Jésus sortant des eaux de son baptême, c’est Jésus qui commence sa mission. Il l’a commencée par sa vie cachée mais à présent, elle va devenir de plus en plus explicite cette mission, cette mission qui va plaider en faveur de la justice, de la justice selon Dieu et non pas selon le monde bien sûr ; cette mission qui va plaider en faveur de la compassion, tous ces moments dont on a souvent eu le spectacle où Jésus est saisi, « pris aux tripes », plein de compassion par le malheur du monde. Et je ne vous lis pas – parce que ce serait trop long – le passage de la 1ère épître de saint Jean au chapitre 5e que nous avons en deuxième lecture, mais qui complète si admirablement ce tableau.
Le moment où le Seigneur se fait baptiser par Jean, le moment où il ressort de l’eau, reçoit l’Esprit comme une onction, et entend la voix du Père attester qu’il est le Fils bien-aimé, en qui le Père trouve sa joie, c’est un moment éminent. C’est le moment initial de la vie publique de Jésus, c’est un moment en même temps très programmatique, tout est dit : Jésus va emprunter des voies qui naturellement ne seraient pas les siennes puisqu’il est l’Innocent ; Jésus va accepter de prendre sur lui le poids du péché, de la pesanteur du monde, du malheur du monde, et il va accepter cela pour apporter au monde le salut – non pas une guérison de surface, mais une ressaisie de toutes choses dans la puissance de la grâce : baptême d’Esprit Saint et de feu qui renouvelle toutes choses en profondeur, qui ressaisit toutes choses en profondeur.
Nous sommes à l’écoute de cette page d’évangile, nous sommes témoins de cette scène lapidairement racontée, mais de si longue portée. Que Jésus consente à recevoir le baptême de Jean, déjà, cela doit nous parler au cœur : combien Jésus veut être proche de notre condition réelle de pécheurs, celle que nous connaissons si bien ! Mais Jean, celui-là même qui le baptise, nous promet qu’au-delà de ce baptême d’eau qu’il donne et qui est reçu par Jésus, il y aura le baptême de Jésus, celui que nous-mêmes nous avons reçu : baptême d’Esprit Saint, baptême de feu, baptême dans lequel à notre tour, Dieu nous atteste que nous sommes ses enfants bien-aimés, que chacun de nous, chacune de nous, est son enfant bien-aimé en qui il trouve sa joie et en qui il veut déployer sa grâce.

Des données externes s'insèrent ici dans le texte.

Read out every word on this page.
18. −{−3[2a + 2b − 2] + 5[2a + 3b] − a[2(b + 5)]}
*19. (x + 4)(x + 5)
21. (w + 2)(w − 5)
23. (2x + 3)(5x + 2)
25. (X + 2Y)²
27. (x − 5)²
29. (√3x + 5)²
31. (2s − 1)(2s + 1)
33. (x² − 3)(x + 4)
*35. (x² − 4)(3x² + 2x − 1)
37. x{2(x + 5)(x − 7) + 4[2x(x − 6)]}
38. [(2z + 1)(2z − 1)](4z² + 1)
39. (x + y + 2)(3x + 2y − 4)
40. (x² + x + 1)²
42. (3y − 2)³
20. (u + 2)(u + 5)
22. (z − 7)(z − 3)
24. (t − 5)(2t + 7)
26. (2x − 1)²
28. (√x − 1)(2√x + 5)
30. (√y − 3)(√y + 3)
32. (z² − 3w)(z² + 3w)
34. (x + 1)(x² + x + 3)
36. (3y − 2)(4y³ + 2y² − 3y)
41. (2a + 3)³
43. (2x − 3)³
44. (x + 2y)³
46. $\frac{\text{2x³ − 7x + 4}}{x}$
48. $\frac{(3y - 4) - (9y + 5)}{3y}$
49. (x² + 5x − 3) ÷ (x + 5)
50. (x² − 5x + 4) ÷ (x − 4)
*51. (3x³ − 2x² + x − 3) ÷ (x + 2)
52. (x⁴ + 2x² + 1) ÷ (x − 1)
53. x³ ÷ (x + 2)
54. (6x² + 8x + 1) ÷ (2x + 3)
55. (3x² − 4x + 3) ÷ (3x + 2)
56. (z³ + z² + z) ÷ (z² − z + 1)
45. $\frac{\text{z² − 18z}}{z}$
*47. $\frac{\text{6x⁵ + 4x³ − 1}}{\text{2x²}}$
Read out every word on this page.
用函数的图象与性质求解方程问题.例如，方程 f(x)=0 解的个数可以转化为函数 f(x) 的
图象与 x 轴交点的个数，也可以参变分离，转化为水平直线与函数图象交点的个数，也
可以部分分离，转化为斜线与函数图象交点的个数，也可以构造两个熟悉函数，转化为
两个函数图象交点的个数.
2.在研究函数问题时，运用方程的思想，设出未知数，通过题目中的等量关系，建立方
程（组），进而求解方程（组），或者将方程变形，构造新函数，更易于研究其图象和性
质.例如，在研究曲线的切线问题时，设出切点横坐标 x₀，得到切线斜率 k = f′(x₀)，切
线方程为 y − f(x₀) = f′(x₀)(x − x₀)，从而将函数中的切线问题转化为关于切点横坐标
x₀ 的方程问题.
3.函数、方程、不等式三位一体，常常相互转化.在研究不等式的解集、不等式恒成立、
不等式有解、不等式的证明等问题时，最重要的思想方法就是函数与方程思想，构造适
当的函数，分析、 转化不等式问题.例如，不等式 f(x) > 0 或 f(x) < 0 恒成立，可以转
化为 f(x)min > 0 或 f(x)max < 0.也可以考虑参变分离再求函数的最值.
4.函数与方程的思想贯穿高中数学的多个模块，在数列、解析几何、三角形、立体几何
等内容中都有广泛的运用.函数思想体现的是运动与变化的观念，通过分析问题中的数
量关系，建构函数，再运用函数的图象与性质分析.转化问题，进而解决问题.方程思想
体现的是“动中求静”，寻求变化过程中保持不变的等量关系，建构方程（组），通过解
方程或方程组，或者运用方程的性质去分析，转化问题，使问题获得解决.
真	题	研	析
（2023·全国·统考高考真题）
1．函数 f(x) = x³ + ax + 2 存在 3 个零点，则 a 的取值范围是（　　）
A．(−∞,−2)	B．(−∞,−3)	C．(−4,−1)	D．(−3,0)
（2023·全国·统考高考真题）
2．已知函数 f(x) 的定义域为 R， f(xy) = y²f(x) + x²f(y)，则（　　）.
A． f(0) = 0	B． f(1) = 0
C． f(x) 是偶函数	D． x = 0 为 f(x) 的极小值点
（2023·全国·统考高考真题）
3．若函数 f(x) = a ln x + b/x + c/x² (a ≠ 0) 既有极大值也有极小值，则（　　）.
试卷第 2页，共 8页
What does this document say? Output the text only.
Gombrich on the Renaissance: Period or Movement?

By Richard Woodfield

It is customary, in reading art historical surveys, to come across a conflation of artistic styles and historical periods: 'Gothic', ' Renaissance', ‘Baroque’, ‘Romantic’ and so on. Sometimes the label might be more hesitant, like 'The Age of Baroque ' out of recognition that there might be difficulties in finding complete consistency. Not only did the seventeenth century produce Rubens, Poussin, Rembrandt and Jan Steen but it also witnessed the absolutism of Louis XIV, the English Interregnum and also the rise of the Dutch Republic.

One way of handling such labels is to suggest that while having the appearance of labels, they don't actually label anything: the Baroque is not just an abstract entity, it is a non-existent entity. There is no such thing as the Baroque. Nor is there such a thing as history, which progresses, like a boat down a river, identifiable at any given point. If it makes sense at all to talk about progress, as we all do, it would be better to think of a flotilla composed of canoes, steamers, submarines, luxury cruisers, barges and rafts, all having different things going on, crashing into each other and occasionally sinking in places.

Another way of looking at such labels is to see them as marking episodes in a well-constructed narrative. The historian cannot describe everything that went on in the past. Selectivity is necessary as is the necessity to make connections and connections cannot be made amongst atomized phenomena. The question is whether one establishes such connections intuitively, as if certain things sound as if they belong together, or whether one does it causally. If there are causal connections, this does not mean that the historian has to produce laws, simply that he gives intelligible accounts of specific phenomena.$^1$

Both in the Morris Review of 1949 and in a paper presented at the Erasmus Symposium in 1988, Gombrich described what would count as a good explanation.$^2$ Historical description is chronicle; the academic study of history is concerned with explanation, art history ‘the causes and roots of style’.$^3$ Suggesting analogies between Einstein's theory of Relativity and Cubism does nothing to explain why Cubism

La grâce du baptême, la grâce de la confirmation, la grâce de l’onction messianique… chacun, chacune d’entre nous la porte.
Et comme aimait à le rappeler une dominicaine, Sœur Marie de la Trinité, c’est une grâce qui dans la vie de chacun est inventive pour créer, trouver, dénicher, éventuellement frayer les chemins du Royaume.
Alors en écoutant cette page d’évangile, en contemplant la scène du baptême du Seigneur aujourd’hui, interrogeons-nous surtout sur l’appel qui est adressé à chacun, chacune d’entre nous : appel à la conversion, à aller vers le Seigneur avec un cœur contrit mais surtout à aller vers le Seigneur avec un cœur désireux de se laisser envahir et transformer par sa grâce, de se laisser ressaisir par la grâce qui vient d’en haut, non pas pour n’en rien faire, mais pour, chacun à notre tour, chacun à sa place, chacun, chacune selon sa grâce et son charisme, frayer les chemins du Royaume de justice, de paix et d’amour.